In Friuli per celebrare il Premio Nonino, fra tante prelibatezze, non manca mai la classica polenta gialla. Nella fascinosa Treviso viene servita per tradizione anche polenta da mais bianco, ponendola nel bel mezzo di piatti di selvaggina dai sapori forti. Come contrasto alcuni ristoranti selezionati offrono una polenta più tenera con verdure, pesci di valle o prodotti lagunari. Siamo entrati in un’area di vocazione enogastronomica: la strada del Vino Rosso e le viti di Cabernet, di Merlot, di Raboso si perdono a vista d’occhio. A pochi chilometri ecco i vitigni del vino bianco Tocai. Perché non fermarsi a consumare il rito dello “spritz” (un bicchiere di vino bianco con un po’ di acqua minerale e aperol rosso) apprezzato anche dal grande scrittore Ernest Hemingway?

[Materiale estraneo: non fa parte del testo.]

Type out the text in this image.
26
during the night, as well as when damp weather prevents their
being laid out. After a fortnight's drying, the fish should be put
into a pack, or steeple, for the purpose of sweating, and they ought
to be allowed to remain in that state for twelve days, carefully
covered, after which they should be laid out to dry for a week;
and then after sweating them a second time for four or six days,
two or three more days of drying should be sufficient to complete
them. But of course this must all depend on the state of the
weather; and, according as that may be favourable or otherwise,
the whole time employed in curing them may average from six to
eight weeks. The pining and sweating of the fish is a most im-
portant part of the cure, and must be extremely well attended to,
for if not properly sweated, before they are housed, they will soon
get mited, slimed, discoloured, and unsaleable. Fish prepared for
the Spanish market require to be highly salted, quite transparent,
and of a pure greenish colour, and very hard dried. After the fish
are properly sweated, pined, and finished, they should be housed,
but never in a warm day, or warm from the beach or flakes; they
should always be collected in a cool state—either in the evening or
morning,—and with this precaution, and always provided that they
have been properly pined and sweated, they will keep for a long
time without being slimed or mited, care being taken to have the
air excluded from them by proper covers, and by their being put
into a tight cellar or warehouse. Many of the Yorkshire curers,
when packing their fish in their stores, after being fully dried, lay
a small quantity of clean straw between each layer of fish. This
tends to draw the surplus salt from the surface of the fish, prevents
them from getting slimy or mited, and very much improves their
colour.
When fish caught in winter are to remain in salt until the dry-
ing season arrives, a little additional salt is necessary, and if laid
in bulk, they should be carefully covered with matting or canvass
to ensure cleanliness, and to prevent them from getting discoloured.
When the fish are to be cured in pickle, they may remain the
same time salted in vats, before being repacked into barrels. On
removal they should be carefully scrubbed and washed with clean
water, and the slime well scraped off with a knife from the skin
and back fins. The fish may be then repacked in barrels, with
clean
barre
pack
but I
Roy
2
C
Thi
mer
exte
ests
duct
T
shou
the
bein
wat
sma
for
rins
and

Nel Bergamasco, in Val Brembana e Val Seriana, viene servita con ottimi brasati, funghi, cacio di malga e formaggi di alpeggio. Piatto tradizionale del passato era “polenta e oseij” ora soppiantato dagli “uccelletti scappati” a base di fegato, “codeghi” e salsicce.
A Cavour, in provincia di Torino, proprio all’inizio dell’inverno, si celebrano i festeggiamenti di “Polenta Passione”, dove i convegni si alternano a tipiche degustazioni frammiste ad assaggi gustosissimi proposti con varietà di polente derivanti da farine sapientemente ricuperate (dal “Marano” e dal “Biancoperla”). Un pensiero va alle Langhe, alla insuperabile mescolanza dei suoi profumi e sapori e ad un piatto falsamente modesto: una piccola dorata polenta con al centro un uovo al tegamino, inondato di tartufo.
Esistono anche polentoni storici: il più sentito revoca la figura del Marchese Cristoforo del Carretto. Nel 1571 un gruppo di calderai provenienti da Dipignano, paese del Cosentino, arrivarono a Ponti. Al nobile Marchese chiesero ospitalità e cibo offrendo in cambio la loro abilità nella riparazione delle vettovaglie. Il Marchese diede loro un enorme paiolo male in arnese, promettendo di colmarlo di farina da polenta qualora fossero riusciti a ripararlo. A lavoro ultimato, ottimamente eseguito, non restò che mantenere fede alla parola data. In alcuni paesi del Monferrato e dell’Astigiano si rievoca tale manifestazione allestendo nelle piazze polente di alcuni quintali, ovviamente ben condite. Famose fra tante quella di Ponti (Acqui Terme) e quella di Monastero Bormida, dove nei vicoli del centro storico sono ricreati gli antichi mestieri. Altre polente vengono allestite a Bubbio (Asti) ed a Cassinasco (Asti).
Inaspettatamente anche nel bel mezzo del Parco Nazionale della Maiella e del Parco Nazionale d’Abruzzo la polenta fa la sua degna figura: qui diventa “rognosa” abbondantemente condita con succulenta pancetta soffritta, salsicce piccanti e pecorino.
Tutto questo parlar di polenta ha fatto nascere in molte regioni italiane le “Confraternite della Polenta” che vantano antiche e consolidate tradizioni. La più famosa fra queste è quella di Bergamo.
La polenta non deve mai essere lasciata sola: il modesto piatto diventa “una portata da re” solo se condita con fantasia e rinvigorita da un buon bicchiere di vino.